I remember one day when I was perhaps 7 years old. I had climbed up a tree and could not get down. I managed to maneuver myself partway down but in the end I found myself hanging from my hands still quite a way up. I had no strength to get purchase for my feet and my arms were shaking from the strain. I finally decided that I would need to fall and I released my grip of the branch I was hanging from.
I will forever remember the sense of freedom and letting go as I felt the branch slipping from my grip; I had made the decision to let go, and even though I hit the ground and cracked my tailbone, I still only remember the immense sense of freedom for the heartbeat that I was falling.
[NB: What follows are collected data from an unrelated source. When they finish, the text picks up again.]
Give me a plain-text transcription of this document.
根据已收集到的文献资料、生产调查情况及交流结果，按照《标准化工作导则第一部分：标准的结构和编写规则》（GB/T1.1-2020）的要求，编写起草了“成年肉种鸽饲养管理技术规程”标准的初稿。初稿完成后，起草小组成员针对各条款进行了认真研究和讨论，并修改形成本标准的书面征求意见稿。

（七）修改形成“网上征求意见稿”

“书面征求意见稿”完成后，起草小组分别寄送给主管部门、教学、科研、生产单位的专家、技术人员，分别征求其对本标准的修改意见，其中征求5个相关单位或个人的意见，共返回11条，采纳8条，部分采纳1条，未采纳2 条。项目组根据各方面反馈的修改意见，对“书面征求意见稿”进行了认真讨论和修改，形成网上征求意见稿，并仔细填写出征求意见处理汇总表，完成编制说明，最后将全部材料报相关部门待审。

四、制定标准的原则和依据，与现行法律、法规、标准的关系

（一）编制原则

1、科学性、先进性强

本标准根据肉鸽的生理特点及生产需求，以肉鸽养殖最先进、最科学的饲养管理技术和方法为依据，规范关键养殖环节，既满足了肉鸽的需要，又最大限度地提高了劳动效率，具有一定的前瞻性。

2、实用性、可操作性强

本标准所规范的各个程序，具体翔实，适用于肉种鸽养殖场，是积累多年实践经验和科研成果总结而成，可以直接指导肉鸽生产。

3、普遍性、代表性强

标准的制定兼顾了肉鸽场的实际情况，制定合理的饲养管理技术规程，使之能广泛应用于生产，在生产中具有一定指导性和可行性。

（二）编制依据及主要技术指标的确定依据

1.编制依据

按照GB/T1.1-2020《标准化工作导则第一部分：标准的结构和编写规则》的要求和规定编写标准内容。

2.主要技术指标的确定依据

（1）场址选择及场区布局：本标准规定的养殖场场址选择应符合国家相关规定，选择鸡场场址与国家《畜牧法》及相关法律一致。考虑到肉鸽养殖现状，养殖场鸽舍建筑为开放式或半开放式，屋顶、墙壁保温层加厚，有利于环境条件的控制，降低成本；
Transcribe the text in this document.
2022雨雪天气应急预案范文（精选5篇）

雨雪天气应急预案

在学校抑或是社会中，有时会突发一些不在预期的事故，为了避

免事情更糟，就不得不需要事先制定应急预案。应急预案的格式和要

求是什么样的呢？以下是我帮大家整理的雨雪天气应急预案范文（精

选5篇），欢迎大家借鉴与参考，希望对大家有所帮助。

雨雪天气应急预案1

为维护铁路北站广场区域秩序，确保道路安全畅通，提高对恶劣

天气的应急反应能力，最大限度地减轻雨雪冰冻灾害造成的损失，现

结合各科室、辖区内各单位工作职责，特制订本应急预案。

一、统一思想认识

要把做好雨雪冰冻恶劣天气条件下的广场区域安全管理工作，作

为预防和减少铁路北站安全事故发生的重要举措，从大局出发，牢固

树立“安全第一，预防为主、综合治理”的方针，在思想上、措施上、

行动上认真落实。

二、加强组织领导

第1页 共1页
I had let go and there was nothing else for me to do. There was no sense of worrying what would happen because it would happen no matter what I thought. There have been very few times in my life when I have felt so free.
From deep inside you I feel the craving for the same sense of freedom; where worries promise to be vanquished, where purposes and goals are empty words; where your soul, like a leaf in the storm, whirls towards salvation at the end of the tunnel.
Let me cradle that leaf in my hands. Let me gently blow on it and laugh in delight as it whirls around my head. Let me be strong enough, vigilant enough, dependable enough, to keep it safe.
Yes, I remember the sense of freedom I glimpsed when I was a young boy.
And still, I choose to stand tall in the storm, braving thunderous lightning and sleeting snow. I choose to take your hand in mine and keep you warm.
Because every time you smile at me I glimpse that freedom in your eyes.